Wreckless Eric Presents The Len Bright Combo / Combo Time!

(Fire Records)

The epithet "garage" has of late been applied to a genre of "urban" r'n'b music but it once meant a sort of raw basic rock'n'roll that was famously anthologised on the Nuggets collection of lost sixties gems from mostly forgotten American bands compiled by Lenny Kaye.

Every so often a young beat combo rediscovers this sort of authentic sound and are hailed by aged rock critics as the Next Big Thing.

This did not happen to the Len Bright Combo, a trio who appeared and disappeared in the mid-eighties in the blink of an eye and whose real back-story is scarcely less interesting than the fiction they made up at the time. It teamed one-time Stiff label artist "Wreckless" Eric Goulden with the rhythm section from The Milkshakes, Russ Wilkins and Bruce Brand, and, on the first record at least, captured that garage sound on tracks like You're Gonna Screw My Head Off and The Golden Hour of Harry Secombe like few have done before or since. Follow-up Combo Time! sounds rather more akin to a Wreckless Eric album, but also has its share of gems and it is good to have both available again. As it happens, Eric plays a solo gig in Glasgow tomorrow.

Keith Bruce

Yvonne Lyon

These Small Rebellions

(Yvonne Lyon Music)

The ten songs that constitute Lyon's sixth album, or thereabouts, are those of a confident, distinctive, but ultimately rather baffling voice.

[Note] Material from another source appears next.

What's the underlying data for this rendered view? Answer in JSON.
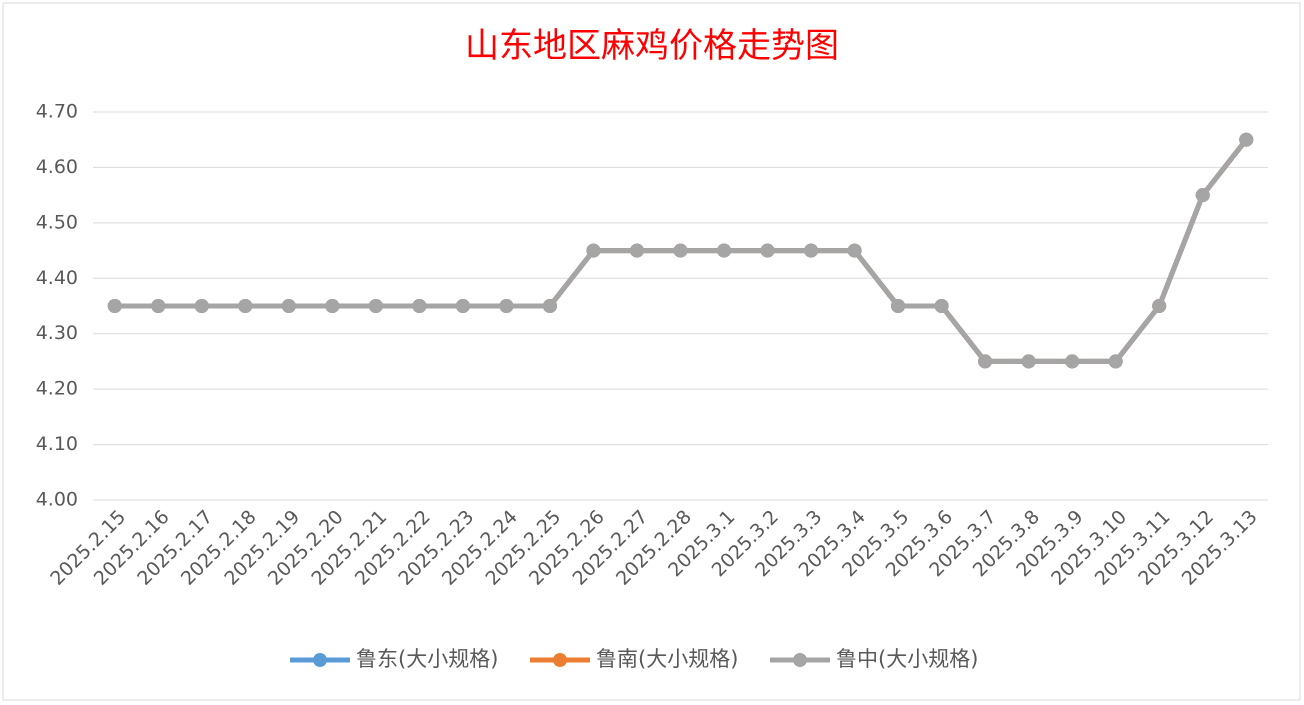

With a suspicious symmetry, four are solo efforts, four are co-written with husband David and one each see her paired with Andrew Howie and Boo Hewerdine.

Only on the most superficial level are these songs of love, although relationships are at their heart, but they often seem to be aiming for a sort of ethereal spirituality that they are too practical to reach, so that Lyon ends up sounding anxious more than anything else.

That mismatch seems particularly so on The Girl on the Flying Trapeze and the Beginning of Everything, from which the album title is taken. The boldness of her titles somehow never find complete expression.

That said, her lyrics are almost always musical, so that nothing jars against the construction of her melodies, which are often very strong indeed, and are well served here by an augmented cohort adding fiddle and flugelhorn to her usual team with Wet Wet Wet guitarist Graeme Duffin and Foundry Music Lab engineer Sandy Jones overseeing production. Perhaps someone adding a little uncertainty, spice or edge to proceedings might have helped make the collection.

Keith Bruce

Caravan Palace

Panic

(Dramatico)

French outfit Caravan Palace didn't make any new friends when they cancelled their Celtic Connections gig last year over a stooshie about securing on-board flight space for their instruments. Personally, I'm not convinced Glasgow audiences missed much, as their second album, being pushed for a UK re-release, only repeats the gypsy-jazz-with-hip-hop-beats formula set up on their self-titled debut from 2008.

When they hit that Django Reinhardt remix style on, say, Dramophone, the effect is, at best, something that might have soundtracked an old black-and-white cartoon in the early days of MTV or, at worst, become an excuse for breakdancing moves in a Strictly Come Dancing Charleston routine. And it doesn't matter how many Gauloises you smoke or Jean-Paul Sartre plays you read: vocoder scat will never be cool.

There is decent jazz here - particularly when Hugues Payen's violin, Arnaud Vial's guitar or Charles Delaporte's bass is given space to breathe beneath the beats. But the same rhythmic programming tricks are played over and over, and the vocals are weak. The album peaked at No 20 when released in its native France some 18 months ago, which suggest that even on home ground its Belleville Rendezvous vibe is wearing thin.

Alan Morrison

Sarah-Jame Summers & Juhani Silvola

(Dell Daisy Records)

During the summer, The Herald garlanded a new female fiddle foursome called Rant with a Herald Angel after the group launched its debut disc at the Edinburgh Fringe - and it is an album certain to be on many a traditional music fan's pick of the year list.

This new release from one quarter of that group, in partnership with her Norwegian guitarist husband, is a nice coda to that collection, and in fact includes the self-penned Ormiston Rant to cement the connection.

There is something very intimate about the disc, whether in Silvola's lovely Portobello Smile or Pipe Major Donald MacLeod's lovely elegaic The True Lover's Lament, and Summers' fine fiddling has found a lovely foil in Silvola's highly versatile strumming and picking, which extends the usual role of the six-stringed instrument in trad music in all sorts of direcions. Summers takes understandable pride in being one of the last pupils of the late Donald Riddell, who also taught Duncan Chisholm and Bruce MacGregor, and two tracks pay tribute to that relationship as well.

In fact the ten rtacks are a lovely personal mix of history and geography - and there is even a seasonal tune entitled Christmas Carousing.